Brrendan Smialowski/AFP/Getty Images

Billionaire philanthropist Betsy DeVos, President-elect Donald Trump's pick for education secretary, said Tuesday during her confirmation hearing that guns might be appropriate in some schools in order to fight off grizzly bears.

The comment came when Sen. Chris Murphy (D-Conn.), who has been a staunch advocate for gun control ever since the deadly shooting at Sandy Hook Elementary School in 2012, asked DeVos if she believes guns have a place in public schools.

In response, DeVos said that whether firearms should be in schools or not is something that should be determined at the state and local levels.

But that answer didn't satisfy Murphy, who continued to press DeVos. The Michigan native then referred to a comment from Sen. Mike Enzi (R-Wyo.), who noted that a school in Wapiti, Wyoming had erected a fence along the perimeter to protect students from wildlife.

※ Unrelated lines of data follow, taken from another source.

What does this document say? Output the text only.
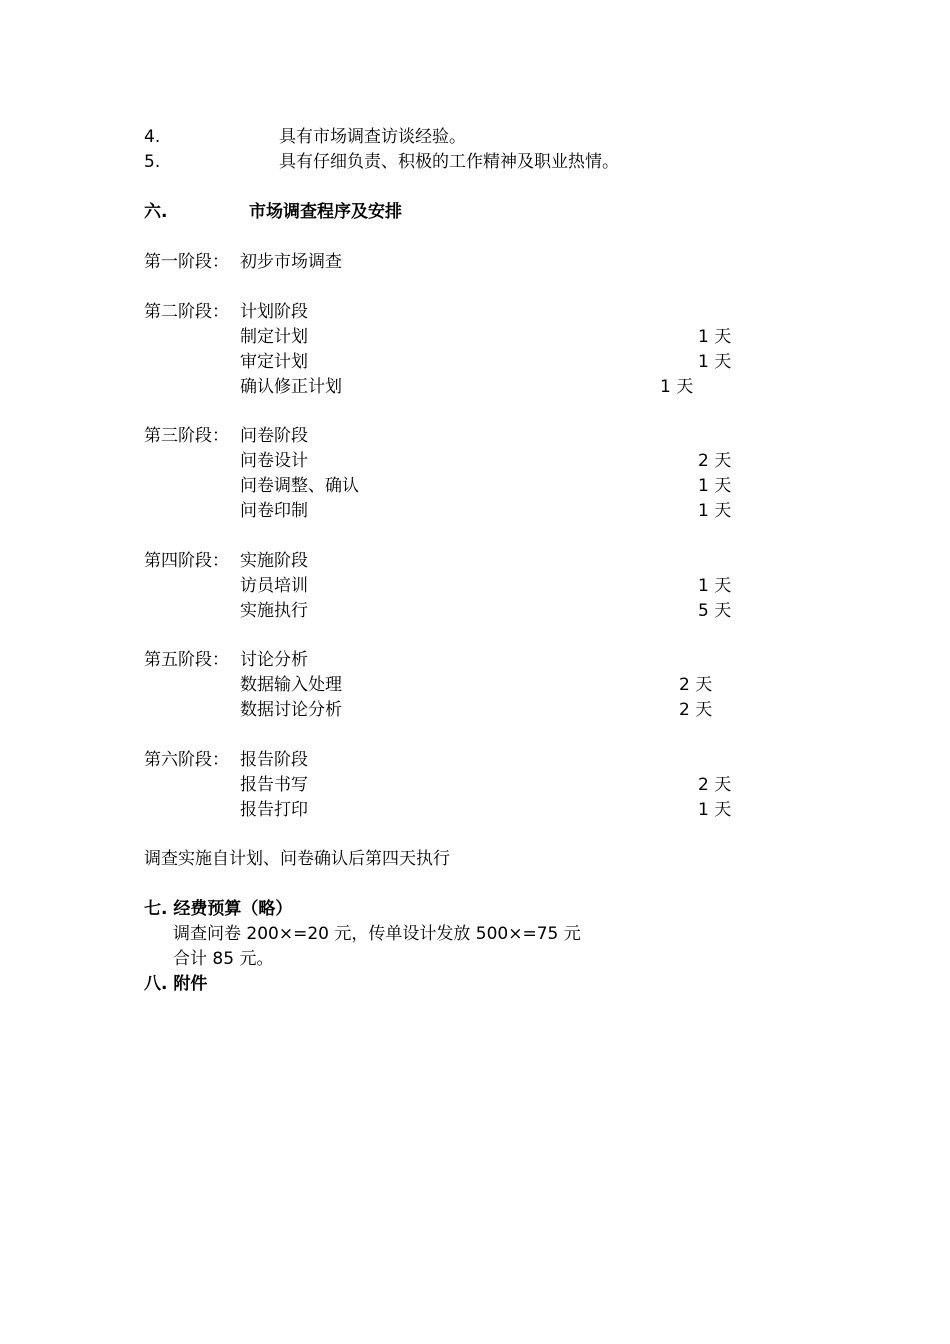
4.	具有市场调查访谈经验。
5.	具有仔细负责、积极的工作精神及职业热情。
六.	市场调查程序及安排
第一阶段： 初步市场调查
第二阶段： 计划阶段
制定计划	1 天
审定计划	1 天
确认修正计划	1 天
第三阶段： 问卷阶段
问卷设计	2 天
问卷调整、确认	1 天
问卷印制	1 天
第四阶段： 实施阶段
访员培训	1 天
实施执行	5 天
第五阶段： 讨论分析
数据输入处理	2 天
数据讨论分析	2 天
第六阶段： 报告阶段
报告书写	2 天
报告打印	1 天
调查实施自计划、问卷确认后第四天执行
七. 经费预算（略）
调查问卷 200×=20 元，传单设计发放 500×=75 元
合计 85 元。
八. 附件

"I think probably there, I would imagine that there's probably a gun in the school to protect from potential grizzlies," DeVos said, sparking some laughter.

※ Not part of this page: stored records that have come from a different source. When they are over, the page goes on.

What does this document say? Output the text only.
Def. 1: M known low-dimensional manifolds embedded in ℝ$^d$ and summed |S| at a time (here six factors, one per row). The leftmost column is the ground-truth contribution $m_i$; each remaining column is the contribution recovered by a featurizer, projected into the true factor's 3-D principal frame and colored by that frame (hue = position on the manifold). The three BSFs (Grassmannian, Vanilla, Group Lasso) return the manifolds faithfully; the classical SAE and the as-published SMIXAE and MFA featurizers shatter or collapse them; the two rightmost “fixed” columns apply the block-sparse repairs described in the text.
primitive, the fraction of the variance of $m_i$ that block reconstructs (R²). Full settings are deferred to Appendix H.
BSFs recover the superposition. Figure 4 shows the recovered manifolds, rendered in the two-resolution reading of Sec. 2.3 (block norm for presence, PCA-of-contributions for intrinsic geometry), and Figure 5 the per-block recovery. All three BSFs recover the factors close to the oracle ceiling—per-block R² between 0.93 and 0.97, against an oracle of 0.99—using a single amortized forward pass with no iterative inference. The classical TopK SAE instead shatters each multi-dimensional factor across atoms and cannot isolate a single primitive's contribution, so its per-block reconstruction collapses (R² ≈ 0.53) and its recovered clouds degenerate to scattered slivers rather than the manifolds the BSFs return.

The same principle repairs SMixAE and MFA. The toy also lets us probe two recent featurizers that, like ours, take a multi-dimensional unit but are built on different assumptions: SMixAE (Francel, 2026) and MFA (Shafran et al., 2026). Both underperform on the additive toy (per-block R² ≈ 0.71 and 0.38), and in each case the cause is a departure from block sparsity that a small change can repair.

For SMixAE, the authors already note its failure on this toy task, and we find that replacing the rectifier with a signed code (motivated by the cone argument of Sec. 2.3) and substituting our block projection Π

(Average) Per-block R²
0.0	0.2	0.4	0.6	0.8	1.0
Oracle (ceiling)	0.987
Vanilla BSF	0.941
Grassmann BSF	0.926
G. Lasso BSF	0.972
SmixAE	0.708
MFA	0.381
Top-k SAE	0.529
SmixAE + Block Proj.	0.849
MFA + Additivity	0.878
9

A 2014 report from the Casper Star-Tribune found that the number of conflicts with grizzly bears in September 2014 — 245 — were roughly equal to the average number of reported incidents in a year. However, as the newspaper acknowledges, the term "conflict" doesn't necessarily mean a person was attacked.

Encounters leading to human injuries are rare. There were six people reported injured in 2013 and in 2012; none of them were fatal.

However, when it comes to arming school employees, it looks like public opinion is on DeVos's side. In 2013, one year after the Sandy Hook massacre,  a Rasmussen poll found that 62 percent of American parents said they would feel safer with an armed guard at their child's school while only 24 percent said they'd feel safer if their child went to a school where no adults were allowed to own a gun.

Another 2013 poll, conducted by PoliceOne.com among 15,000 current, former and retired law enforcement officers, found that a majority of cops, nearly 77 percent, believe arming teachers, as long as they are vetted, trained and annually qualified, is the right thing to do.

Ultimately, though, DeVos said she would support whatever Trump advocates for, but added that her "heart bleeds and is broken for those families that have lost any individual due to gun violence."